Thursday, April 22, 2010

Il faut que la voiture s'adapte à Paris !

Like virtually all European cities, Paris was founded and prospered long before automobiles came along, and many of its streets are designed only for pedestrians and the occasional cart and horse, not for SUVs and Hummers. Despite this, the city has gradually been forced into yielding to the automobile over more than a century, and the results are grim (in my view).

A typical small street in Paris has several lanes reserved for cars, and only a very, very tiny space reserved for sidewalks. There are many streets that have “sidewalks” that are only about 18 inches wide. Pedestrians are thus forced to walk in the street half the time, and that's dangerous, not only because of cars, but especially because of motorcycles, which routinely pass between lanes of cars at high speed (it's illegal, but this is France).

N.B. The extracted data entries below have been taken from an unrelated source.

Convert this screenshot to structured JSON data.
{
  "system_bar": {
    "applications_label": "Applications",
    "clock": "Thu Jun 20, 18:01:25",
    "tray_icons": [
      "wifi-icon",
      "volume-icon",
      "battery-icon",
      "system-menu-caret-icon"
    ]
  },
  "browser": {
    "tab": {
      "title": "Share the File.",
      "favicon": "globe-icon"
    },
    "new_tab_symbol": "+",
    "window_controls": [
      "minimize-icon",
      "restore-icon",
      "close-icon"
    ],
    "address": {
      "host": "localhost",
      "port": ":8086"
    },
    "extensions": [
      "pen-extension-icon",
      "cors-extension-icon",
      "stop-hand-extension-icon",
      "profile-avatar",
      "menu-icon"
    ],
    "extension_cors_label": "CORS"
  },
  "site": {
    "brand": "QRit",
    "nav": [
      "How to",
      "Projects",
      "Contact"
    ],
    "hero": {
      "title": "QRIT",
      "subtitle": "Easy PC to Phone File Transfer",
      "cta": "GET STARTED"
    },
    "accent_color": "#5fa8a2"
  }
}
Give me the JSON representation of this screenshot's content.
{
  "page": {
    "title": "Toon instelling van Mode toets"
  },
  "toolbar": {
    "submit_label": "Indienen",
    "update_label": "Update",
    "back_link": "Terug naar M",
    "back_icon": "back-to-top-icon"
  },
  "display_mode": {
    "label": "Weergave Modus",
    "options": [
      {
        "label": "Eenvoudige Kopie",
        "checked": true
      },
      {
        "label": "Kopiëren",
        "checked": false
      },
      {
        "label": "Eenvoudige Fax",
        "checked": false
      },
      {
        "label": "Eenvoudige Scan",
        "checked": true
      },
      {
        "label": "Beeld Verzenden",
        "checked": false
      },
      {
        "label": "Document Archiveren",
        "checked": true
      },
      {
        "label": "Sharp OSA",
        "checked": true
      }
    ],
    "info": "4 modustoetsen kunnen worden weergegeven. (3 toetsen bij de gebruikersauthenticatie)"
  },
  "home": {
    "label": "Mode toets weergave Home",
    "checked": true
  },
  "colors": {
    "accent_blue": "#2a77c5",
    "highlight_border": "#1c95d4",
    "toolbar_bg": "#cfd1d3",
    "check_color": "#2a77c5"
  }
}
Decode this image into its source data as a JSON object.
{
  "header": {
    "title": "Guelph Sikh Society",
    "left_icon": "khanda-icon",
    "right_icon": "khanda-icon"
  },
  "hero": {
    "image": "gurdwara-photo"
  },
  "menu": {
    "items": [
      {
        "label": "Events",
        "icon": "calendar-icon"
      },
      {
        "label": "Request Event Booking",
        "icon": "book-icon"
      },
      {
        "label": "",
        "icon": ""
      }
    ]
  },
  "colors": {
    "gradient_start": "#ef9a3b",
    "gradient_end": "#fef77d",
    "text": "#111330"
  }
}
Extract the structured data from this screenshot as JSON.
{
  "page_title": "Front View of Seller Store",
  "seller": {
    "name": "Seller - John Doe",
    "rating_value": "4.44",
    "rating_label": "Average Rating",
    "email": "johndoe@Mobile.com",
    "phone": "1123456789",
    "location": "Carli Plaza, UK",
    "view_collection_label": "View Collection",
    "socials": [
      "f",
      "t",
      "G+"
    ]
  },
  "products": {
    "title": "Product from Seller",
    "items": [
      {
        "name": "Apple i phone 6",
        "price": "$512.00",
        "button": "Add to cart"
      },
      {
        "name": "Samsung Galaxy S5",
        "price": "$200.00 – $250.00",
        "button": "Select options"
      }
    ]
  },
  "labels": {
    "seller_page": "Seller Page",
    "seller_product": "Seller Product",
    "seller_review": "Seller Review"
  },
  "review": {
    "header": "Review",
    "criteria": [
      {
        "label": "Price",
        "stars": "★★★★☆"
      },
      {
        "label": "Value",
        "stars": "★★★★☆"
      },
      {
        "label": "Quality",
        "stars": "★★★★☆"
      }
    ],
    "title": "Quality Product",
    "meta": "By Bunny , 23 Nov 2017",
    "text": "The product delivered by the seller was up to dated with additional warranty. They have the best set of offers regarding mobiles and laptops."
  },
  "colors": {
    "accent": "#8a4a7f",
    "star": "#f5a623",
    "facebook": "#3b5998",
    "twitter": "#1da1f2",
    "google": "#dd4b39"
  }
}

The street where I work is no exception to this rule. Three lanes, two for parking and one for driving, are reserved for cars. The tiny sidewalks are barely a yard (one meter) wide. You can see from my picture that there are lots of pedestrians struggling to walk on the sidewalk without stepping into the street (where they might be killed by an illegal motorcycle), whereas the vast expanse of pavement reserved for cars is largely empty.

The current mayor has tried hard to reduce vehicular traffic in Paris, but I don't believe he has attacked this problem yet. I wish he would.